120 credits in science/engineering. Either 1) Attended courses in Solid Mechanics and Introduction to Additive Manufacturing, or 2) Attended courses in Solid Mechanics and Introduction to Materials Engineering, or 3) Solid Mechanics, Numerical Analysis and Linear Algebra II. Proficiency in English equivalent to the Swedish upper secondary course English 6.

Learning outcomes

The course aims to provide a systematic approach to numerically solve simpler problems in e.g. material mechanics, stationary heat conduction and other physical phenomena.

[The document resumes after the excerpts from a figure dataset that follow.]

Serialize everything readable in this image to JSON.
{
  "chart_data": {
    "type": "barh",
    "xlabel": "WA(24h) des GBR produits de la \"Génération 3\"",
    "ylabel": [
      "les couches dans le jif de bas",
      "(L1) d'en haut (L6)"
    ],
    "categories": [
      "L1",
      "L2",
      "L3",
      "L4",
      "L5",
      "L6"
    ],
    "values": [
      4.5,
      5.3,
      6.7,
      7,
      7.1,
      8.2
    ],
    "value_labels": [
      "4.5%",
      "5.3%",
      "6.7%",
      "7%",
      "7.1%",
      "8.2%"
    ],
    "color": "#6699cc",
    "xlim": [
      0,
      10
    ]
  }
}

On completion of the course the student shall be able to:

• apply the concept of elastic stored energy to analyse deformations and forces in linearly elastic bodies,
• identify degrees of freedom and boundary conditions in a discrete elastic system and solve them by matrix methods,
• formulate the FE equations with weak form / virtual work principle for various problems that can be described with partial differential equations and give a physical interpretation of the different input terms,
• apply FE to solve 1D or 2D problems in linearly elastic material mechanics, stationary heat conduction and other simpler physical phenomena,
• implement simple FE solvers in Matlab.

Content

Energy methods, strong and weak formulation for analysis of physical field problems. Approximate approaches for the finite element method (FE) and the residual method. One- and two-dimensional isoparametric elements. Formulation of FE equations and their implementation in Matlab. Solution of simpler problems in material mechanics using the implemented FE algorithms in Matlab.

Instruction

Lectures, lessons/exercises.

Assessment

Assignments.

If there are special reasons for doing so, an examiner may make an exception from the method of assessment indicated and allow a student to be assessed by another method. An example of special reasons might be a certificate regarding special pedagogical support from the disability coordinator of the university.